MIFA – mobil ohne Auto

Vor 35 Jahren und 10 Tagen, am 30. und 31. Mai 1981, ließen ein paar hundert Leute  in 25 Städten der DDR das Auto stehen und stiegen auf den Fahrradsattel. Sie wollten darauf aufmerksam machen, daß der hohe Lebensstandard des Nordens – also auch in der DDR – globale Umweltproblemen verursacht. Die Aktion hatte sich im kirchlichen Umfeld vor allem über Mundpropaganda herumgesprochen. In Saalfeld etwa beteiligten sich 100 Leute und verbanden die Fahrt mit einer Baumpflanzaktion. Es war die Geburt der Aktion „Mobil ohne Auto“ und sie wurde zur größten Umweltaktion in der DDR.

Fortan starteten um den 5. Juni herum, den Weltumwelttag, Mutige zu Fahrradtouren und verbanden sie mit Gottesdiensten im Grünen, Müll-Sammelaktionen und Informationen über Umweltprobleme in der DDR. „Mobil ohne Auto“ war von Anfang an ein Dorn im Auge der staatlichen Organe. Eine Gruppe der Evangelischen Studentengemeinde in Berlin radelte mit Mulltüchern vor dem Mund durch die Innenstadt und hatte auch noch Losungen dabei. Das wurde schnell unterbunden.

„Mobil ohne Auto“, diese ungenehmigten umweltpolitischen Fahrrad-Ausflüge, waren ein Politikum. Sie haben die Gefährdung der Umwelt für viele erst in den Blick gerückt und sie haben Themen angesprochen, über die in der DDR geschwiegen wurde. Die unabhängige Umweltbewegung in den 80-er Jahren und Aktionen wie „Eine Mark für Espenhain“ hätten sich ohne „Mobil ohne Auto“ nicht so entwickeln können.

Mindestens ein Drittel, vielleicht sogar fast die Hälfte der Leute saß damals auf  Rädern, die in der Kyselhäuser Straße in Sangerhausen zusammengeschraubt worden waren. Auf diese Weise hat die Mifa auch zum Entstehen einer unabhängigen Umweltbewegung in der DDR beigetragen. Die Mifa hat, freilich ohne es damals auch nur zu wissen, Geschichte von unten mitgeschrieben, die 1989 bis zur Friedlichen Revolution führte.

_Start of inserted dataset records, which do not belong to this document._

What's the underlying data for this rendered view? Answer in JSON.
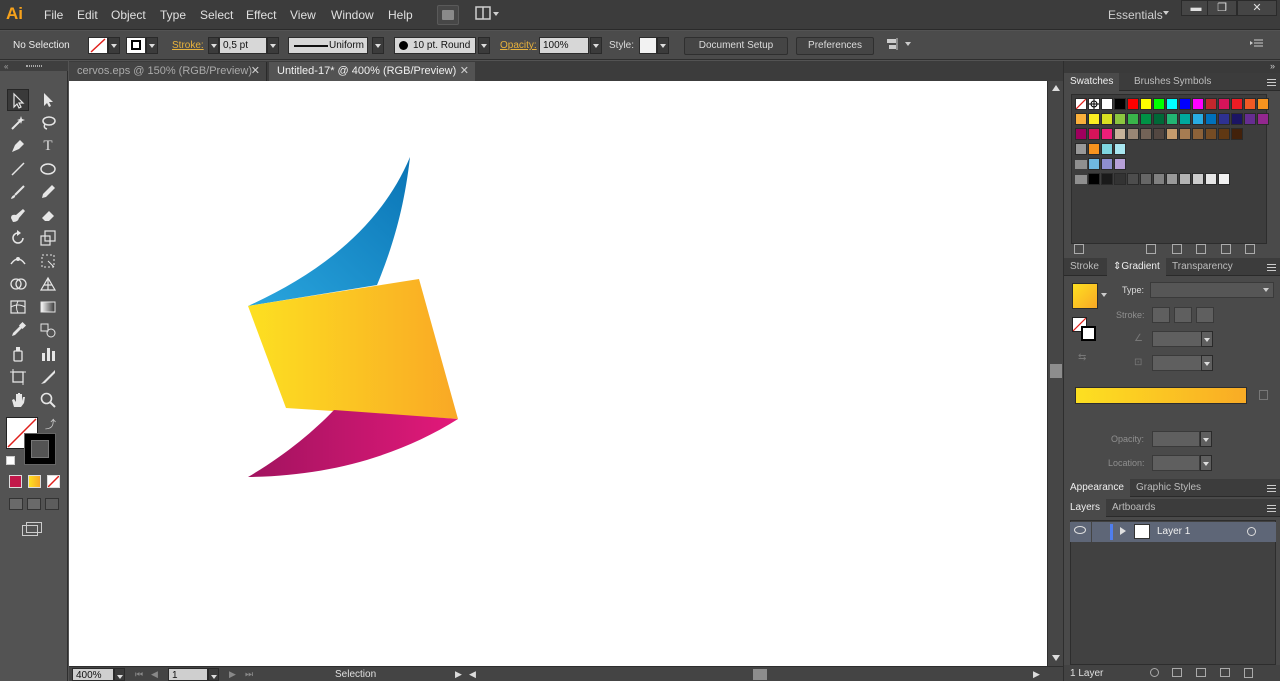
{
  "app": {
    "logo": "Ai"
  },
  "menu": [
    "File",
    "Edit",
    "Object",
    "Type",
    "Select",
    "Effect",
    "View",
    "Window",
    "Help"
  ],
  "workspace": "Essentials",
  "window_controls": {
    "minimize": "▬",
    "restore": "❐",
    "close": "✕"
  },
  "control_bar": {
    "selection": "No Selection",
    "stroke_label": "Stroke:",
    "stroke_weight": "0,5 pt",
    "stroke_profile": "Uniform",
    "brush": "10 pt. Round",
    "opacity_label": "Opacity:",
    "opacity": "100%",
    "style_label": "Style:",
    "document_setup": "Document Setup",
    "preferences": "Preferences"
  },
  "tabs": [
    {
      "label": "cervos.eps @ 150% (RGB/Preview)",
      "close": "✕"
    },
    {
      "label": "Untitled-17* @ 400% (RGB/Preview)",
      "close": "✕"
    }
  ],
  "status": {
    "zoom": "400%",
    "artboard": "1",
    "tool": "Selection"
  },
  "panels": {
    "swatches_tabs": [
      "Swatches",
      "Brushes",
      "Symbols"
    ],
    "gradient_tabs": [
      "Stroke",
      "Gradient",
      "Transparency"
    ],
    "gradient": {
      "type_label": "Type:",
      "stroke_label": "Stroke:",
      "opacity_label": "Opacity:",
      "location_label": "Location:",
      "start_color": "#fde021",
      "end_color": "#f9ab25"
    },
    "appearance_tabs": [
      "Appearance",
      "Graphic Styles"
    ],
    "layers_tabs": [
      "Layers",
      "Artboards"
    ],
    "layer_name": "Layer 1",
    "layer_count": "1 Layer"
  },
  "colors": {
    "accent_orange": "#f7a21b",
    "artwork_blue_light": "#2aa6de",
    "artwork_blue_dark": "#0a74b5",
    "artwork_yellow": "#fde021",
    "artwork_orange": "#f9a825",
    "artwork_magenta_light": "#e3197a",
    "artwork_magenta_dark": "#a1135f"
  }
}
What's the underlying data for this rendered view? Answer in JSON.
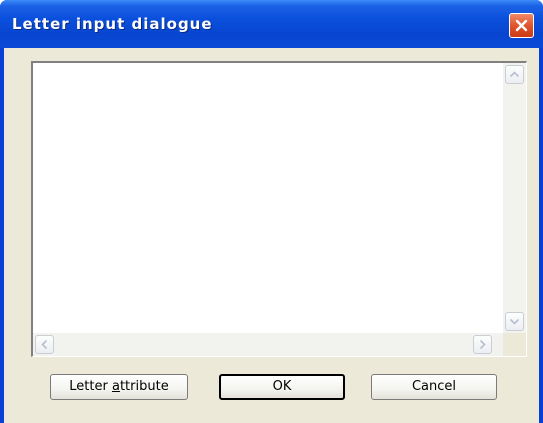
{
  "window": {
    "title": "Letter input dialogue",
    "close_icon": "close-x-icon"
  },
  "editor": {
    "value": "",
    "scroll_up_icon": "arrow-up-icon",
    "scroll_down_icon": "arrow-down-icon",
    "scroll_left_icon": "arrow-left-icon",
    "scroll_right_icon": "arrow-right-icon"
  },
  "buttons": {
    "letter_attribute_pre": "Letter ",
    "letter_attribute_accel": "a",
    "letter_attribute_post": "ttribute",
    "ok": "OK",
    "cancel": "Cancel"
  },
  "colors": {
    "titlebar": "#0a49d6",
    "close_button": "#e0552c",
    "dialog_face": "#ece9d8"
  }
}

Die Kyselhäuser Straße wird bald Geschichte sein. Aber es bleibt, daß wir in einer globalen und vernetzten Welt leben. Und die Herausforderung,  die die Leute vor 35 Jahren aufs Rad getrieben hat, nämlich wie wir eine gerechte Weltordnung bauen, die Raum zum Leben und zum Atmen für kommende Generationen öffnet, diese Herausforderung  hat sich als noch drängender herausgestellt. Fahrrad fahren, Verkehr anders denken, regionale Wirtschaftskreisläufe stärken – die Mifa will Fahrradproduktion aus Asien hierher zurückholen – , den eigenen Lebensstil und die Ansprüche hinterfragen, das können einige Antworten sein, und sie verbinden die Kyselhäuser Straße von (fast) damals und die Wasserschluft von morgen. Als Kirchen freuen wir uns über Arbeitsplätze in der Region. Und wir wünschen der Mifa, daß, wenn nicht jedes zweite Rad aus Sangerhausen kommt, dennoch mehr Leute zum Fahrrad wechseln – nicht nur bei „Mobil ohne Auto“  zum Autofreien Sonntag am dritten Sonntag im Juni.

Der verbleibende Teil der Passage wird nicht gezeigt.